Prove or show the statement is false with counterexample:
Square matrices $A$ and $B$ commute if and only if $(A-B)(A+B)=A^2-B^2$
Now, this is a biconditional statement, so we must prove $X=>Y$ $\land$ $Y=>X$
I managed to prove $X=>Y$: if the statement $(A-B)(A+B)=A^2-B^2$ holds, the two matices must commute but how do you prove, or disprove $Y=>X$: if matrices commute the statement $(A-B)(A+B)=A^2-B^2$ holds?

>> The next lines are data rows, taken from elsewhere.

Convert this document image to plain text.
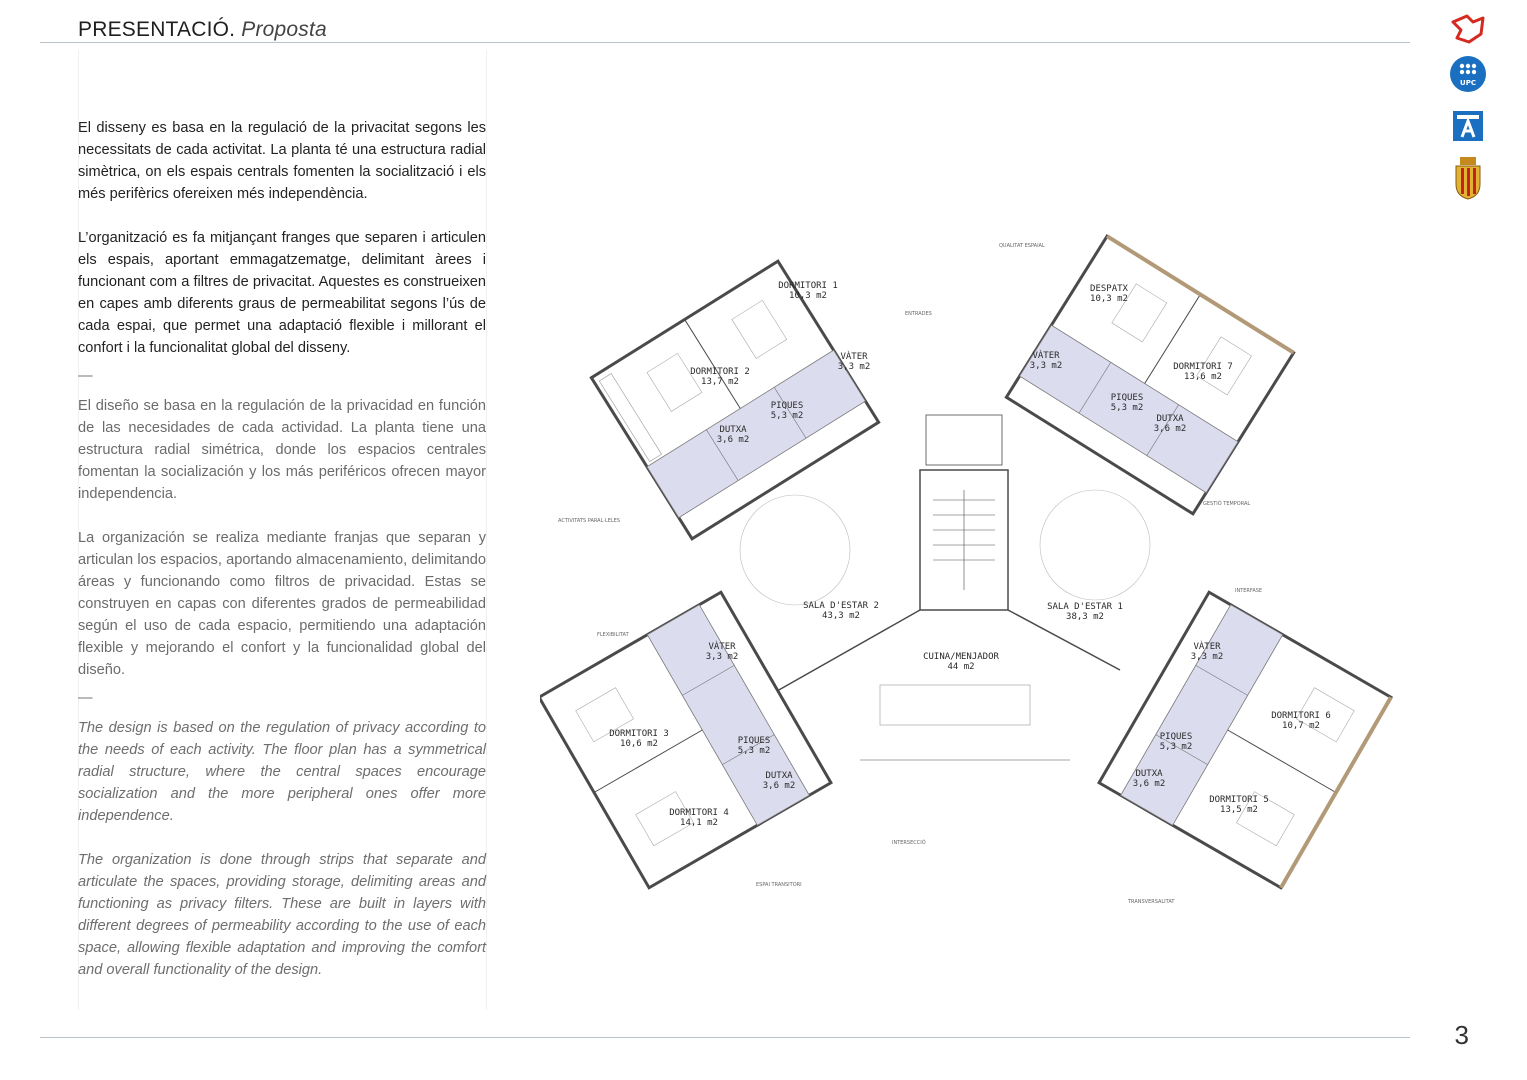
PRESENTACIÓ. Proposta

El disseny es basa en la regulació de la privacitat segons les necessitats de cada activitat. La planta té una estructura radial simètrica, on els espais centrals fomenten la socialització i els més perifèrics ofereixen més independència.

L’organització es fa mitjançant franges que separen i articulen els espais, aportant emmagatzematge, delimitant àrees i funcionant com a filtres de privacitat. Aquestes es construeixen en capes amb diferents graus de permeabilitat segons l’ús de cada espai, que permet una adaptació flexible i millorant el confort i la funcionalitat global del disseny.

—

El diseño se basa en la regulación de la privacidad en función de las necesidades de cada actividad. La planta tiene una estructura radial simétrica, donde los espacios centrales fomentan la socialización y los más periféricos ofrecen mayor independencia.

La organización se realiza mediante franjas que separan y articulan los espacios, aportando almacenamiento, delimitando áreas y funcionando como filtros de privacidad. Estas se construyen en capas con diferentes grados de permeabilidad según el uso de cada espacio, permitiendo una adaptación flexible y mejorando el confort y la funcionalidad global del diseño.

—

The design is based on the regulation of privacy according to the needs of each activity. The floor plan has a symmetrical radial structure, where the central spaces encourage socialization and the more peripheral ones offer more independence.

The organization is done through strips that separate and articulate the spaces, providing storage, delimiting areas and functioning as privacy filters. These are built in layers with different degrees of permeability according to the use of each space, allowing flexible adaptation and improving the comfort and overall functionality of the design.

DORMITORI 1 10,3 m2
DORMITORI 2 13,7 m2
VÀTER 3,3 m2
PIQUES 5,3 m2
DUTXA 3,6 m2
DESPATX 10,3 m2
DORMITORI 7 13,6 m2
VÀTER 3,3 m2
PIQUES 5,3 m2
DUTXA 3,6 m2
SALA D'ESTAR 2 43,3 m2
SALA D'ESTAR 1 38,3 m2
CUINA/MENJADOR 44 m2
VÀTER 3,3 m2
DORMITORI 3 10,6 m2	PIQUES 5,3 m2
DUTXA 3,6 m2
DORMITORI 4 14,1 m2
VÀTER 3,3 m2
DORMITORI 6 10,7 m2
PIQUES 5,3 m2
DUTXA 3,6 m2
DORMITORI 5 13,5 m2
QUALITAT ESPAIAL
ENTRADES
ACTIVITATS PARAL·LELES
GESTIÓ TEMPORAL
FLEXIBILITAT
INTERFASE
INTERSECCIÓ
ESPAI TRANSITORI
TRANSVERSALITAT
UPC
3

Here is the part of the proof:
$(A-B)_{ik}=a_{ik}b_{jk}$
$(A+B)_{kj}=a_{kj}b_{kj}$
$(A-B)_{ik}(A+B)_{kj}$
=$\sum\limits_{k=1}^\mathbb{n}(A-B)_{ik}(A+B)_{kj}$
=$\sum\limits_{k=1}^\mathbb{n}(a_{ik}-b_{ik})(a_{kj}+b_{kj})$
=$\sum\limits_{k=1}^\mathbb{n}a_{ik}a_{kj}+a_{ik}b_{kj}-n_{ik}a_{kj}-b_{ik}b_{kj}$
=$\sum\limits_{k=1}^\mathbb{n}a_{ik}a_{kj}+\sum\limits_{k=1}^\mathbb{n}a_{ik}b_{kj}+\sum\limits_{k=1}^\mathbb{n}-b_{ik}a_{kj}+\sum\limits_{k=1}^\mathbb{n}-b_{ik}b_{kj}$
=$A^2_{ij}-B^2_{ij}+AB_{ij}-BA_{ij}$
From this we can see if the statement $(A-B)(A+B)=A^2-B^2$ holds, $AB_{ij}-BA_{ij}=0$ which is true only if matrices $A$ and $B$ commute.
How would you now prove or disproove that if matrices $A$ and $B$ commute $(A-B)(A+B)=A^2-B^2$ must be the case?
You're thinking way too overcomplicated. We have $$(A+B)(A-B)=A^2-AB+BA-B^2.$$ Both directions follow at once.